J. Planar Chromatogr. 35, 169-179 (2022). HPTLC of arjungenin (1) and arjunetin (2) in the bark of Terminalia arjuna on silica gel with toluene - ethyl acetate - formic acid 5:4:1. Detection by spraying with 10 % solution of sulfuric acid dissolved in methanol. Quantitative determination by absorbance measurement at 420 and 475 nm for (1) and (2). The hRF values for (1) and (2) were 43 and 67, respectively. Linearity was between 100 and 1000 ng/zone for (1) and (2). The method facilitated the detection of traces amount of adulterants in herbal products.
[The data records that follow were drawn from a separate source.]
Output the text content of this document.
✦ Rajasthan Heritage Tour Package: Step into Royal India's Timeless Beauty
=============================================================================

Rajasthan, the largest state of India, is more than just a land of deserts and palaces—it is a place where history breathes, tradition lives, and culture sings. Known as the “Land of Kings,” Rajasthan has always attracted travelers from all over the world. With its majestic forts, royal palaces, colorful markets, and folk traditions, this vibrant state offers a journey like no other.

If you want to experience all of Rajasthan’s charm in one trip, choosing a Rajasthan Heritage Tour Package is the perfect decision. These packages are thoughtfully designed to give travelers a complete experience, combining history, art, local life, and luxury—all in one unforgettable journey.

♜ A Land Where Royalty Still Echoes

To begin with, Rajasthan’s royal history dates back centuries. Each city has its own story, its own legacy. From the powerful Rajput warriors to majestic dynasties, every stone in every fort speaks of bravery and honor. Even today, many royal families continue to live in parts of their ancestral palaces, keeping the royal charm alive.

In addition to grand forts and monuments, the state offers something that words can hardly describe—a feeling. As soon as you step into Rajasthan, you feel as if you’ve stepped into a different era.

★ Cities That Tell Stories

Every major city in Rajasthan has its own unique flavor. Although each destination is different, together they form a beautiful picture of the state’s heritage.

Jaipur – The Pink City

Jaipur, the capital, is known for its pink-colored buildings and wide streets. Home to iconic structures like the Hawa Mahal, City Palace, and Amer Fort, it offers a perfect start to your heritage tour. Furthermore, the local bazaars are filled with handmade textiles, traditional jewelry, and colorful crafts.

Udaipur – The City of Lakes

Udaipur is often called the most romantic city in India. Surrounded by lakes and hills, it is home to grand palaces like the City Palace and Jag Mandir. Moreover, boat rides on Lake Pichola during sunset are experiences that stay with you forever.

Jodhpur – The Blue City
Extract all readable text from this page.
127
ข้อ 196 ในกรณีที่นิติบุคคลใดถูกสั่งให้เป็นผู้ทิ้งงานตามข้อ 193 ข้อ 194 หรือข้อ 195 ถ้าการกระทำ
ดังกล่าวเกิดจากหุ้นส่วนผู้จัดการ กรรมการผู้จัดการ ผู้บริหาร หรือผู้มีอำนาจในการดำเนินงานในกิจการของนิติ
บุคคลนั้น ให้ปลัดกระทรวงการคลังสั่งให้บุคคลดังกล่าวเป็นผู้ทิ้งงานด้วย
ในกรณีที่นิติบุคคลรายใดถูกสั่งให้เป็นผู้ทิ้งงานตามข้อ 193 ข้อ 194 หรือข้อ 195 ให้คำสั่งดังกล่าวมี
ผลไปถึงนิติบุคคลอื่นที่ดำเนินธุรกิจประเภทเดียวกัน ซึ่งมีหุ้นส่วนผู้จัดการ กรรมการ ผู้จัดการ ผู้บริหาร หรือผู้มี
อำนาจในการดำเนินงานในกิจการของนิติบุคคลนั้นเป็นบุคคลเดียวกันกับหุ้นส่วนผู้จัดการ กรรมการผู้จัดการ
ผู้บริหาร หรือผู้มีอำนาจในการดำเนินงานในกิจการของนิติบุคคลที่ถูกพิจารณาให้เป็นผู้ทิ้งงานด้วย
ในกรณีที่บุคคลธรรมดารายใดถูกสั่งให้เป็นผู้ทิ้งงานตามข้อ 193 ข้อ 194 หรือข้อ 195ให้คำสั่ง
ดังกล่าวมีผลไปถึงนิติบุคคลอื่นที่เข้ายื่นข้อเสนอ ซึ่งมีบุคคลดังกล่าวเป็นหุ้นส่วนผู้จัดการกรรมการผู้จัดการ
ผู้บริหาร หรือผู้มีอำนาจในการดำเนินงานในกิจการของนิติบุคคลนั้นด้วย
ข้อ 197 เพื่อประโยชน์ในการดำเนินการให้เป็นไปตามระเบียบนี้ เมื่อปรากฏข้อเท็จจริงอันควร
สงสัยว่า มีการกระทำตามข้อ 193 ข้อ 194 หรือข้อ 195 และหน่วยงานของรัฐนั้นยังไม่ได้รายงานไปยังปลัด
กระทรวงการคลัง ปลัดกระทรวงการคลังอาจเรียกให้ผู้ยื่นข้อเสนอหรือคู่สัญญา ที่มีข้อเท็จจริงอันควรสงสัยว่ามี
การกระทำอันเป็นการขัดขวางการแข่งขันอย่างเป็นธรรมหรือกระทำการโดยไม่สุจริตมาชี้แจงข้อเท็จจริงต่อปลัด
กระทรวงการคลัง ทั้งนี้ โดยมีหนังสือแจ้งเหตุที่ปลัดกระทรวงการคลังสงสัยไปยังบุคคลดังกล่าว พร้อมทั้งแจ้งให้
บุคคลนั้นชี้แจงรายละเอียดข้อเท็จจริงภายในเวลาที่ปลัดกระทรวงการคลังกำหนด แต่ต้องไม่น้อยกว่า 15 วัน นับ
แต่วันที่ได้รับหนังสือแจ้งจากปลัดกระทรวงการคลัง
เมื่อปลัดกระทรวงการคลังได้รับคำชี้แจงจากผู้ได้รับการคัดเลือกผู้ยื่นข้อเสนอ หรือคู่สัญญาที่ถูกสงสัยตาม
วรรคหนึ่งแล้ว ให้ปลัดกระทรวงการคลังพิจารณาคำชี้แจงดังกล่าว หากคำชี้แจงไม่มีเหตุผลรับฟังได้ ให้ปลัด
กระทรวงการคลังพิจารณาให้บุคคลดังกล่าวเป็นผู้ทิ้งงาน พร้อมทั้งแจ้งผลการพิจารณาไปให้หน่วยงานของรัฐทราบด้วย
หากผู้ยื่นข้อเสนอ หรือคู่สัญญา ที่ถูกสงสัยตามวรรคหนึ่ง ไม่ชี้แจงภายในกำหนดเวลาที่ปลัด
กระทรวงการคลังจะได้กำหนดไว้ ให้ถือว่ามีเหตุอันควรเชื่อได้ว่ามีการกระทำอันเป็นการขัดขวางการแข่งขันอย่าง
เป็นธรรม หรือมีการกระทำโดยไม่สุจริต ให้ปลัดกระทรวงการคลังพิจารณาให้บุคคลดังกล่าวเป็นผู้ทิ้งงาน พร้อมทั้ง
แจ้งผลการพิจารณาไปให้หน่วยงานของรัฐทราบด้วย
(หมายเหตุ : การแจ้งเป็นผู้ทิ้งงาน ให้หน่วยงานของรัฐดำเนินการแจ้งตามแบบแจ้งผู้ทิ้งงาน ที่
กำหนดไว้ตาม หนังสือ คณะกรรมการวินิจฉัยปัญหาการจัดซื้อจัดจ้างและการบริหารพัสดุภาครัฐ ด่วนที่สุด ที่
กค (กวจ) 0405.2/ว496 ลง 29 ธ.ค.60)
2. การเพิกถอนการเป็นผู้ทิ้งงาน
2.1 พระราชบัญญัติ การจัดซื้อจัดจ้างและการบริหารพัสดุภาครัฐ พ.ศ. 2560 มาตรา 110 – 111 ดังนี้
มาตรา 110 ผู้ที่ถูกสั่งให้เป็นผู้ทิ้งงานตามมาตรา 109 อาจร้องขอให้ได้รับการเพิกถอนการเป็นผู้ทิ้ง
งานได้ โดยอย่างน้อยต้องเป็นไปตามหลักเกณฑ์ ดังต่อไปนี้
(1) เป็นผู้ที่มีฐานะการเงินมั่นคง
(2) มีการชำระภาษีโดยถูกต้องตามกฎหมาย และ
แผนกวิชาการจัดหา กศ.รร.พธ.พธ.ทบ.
J. Planar Chromatogr. 35, 153-159 (2022). HPTLC of glucuronic acid in gum samples of Sterculia urens on silica gel with 1-propanol - water 7:3. Detection by spraying with napthoresorcinol sulfuric acid reagent, followed by heating at 105 °C for 5 min. Quantitative determination by absorbance measurement at 580 nm. The hRF value for glucuronic acid was 43. Linearity was between 300 and 700 ng/zone. Interday and intra-day precisions were below 2 % (n=3). Recovery was between 100.4 and 102.3 %.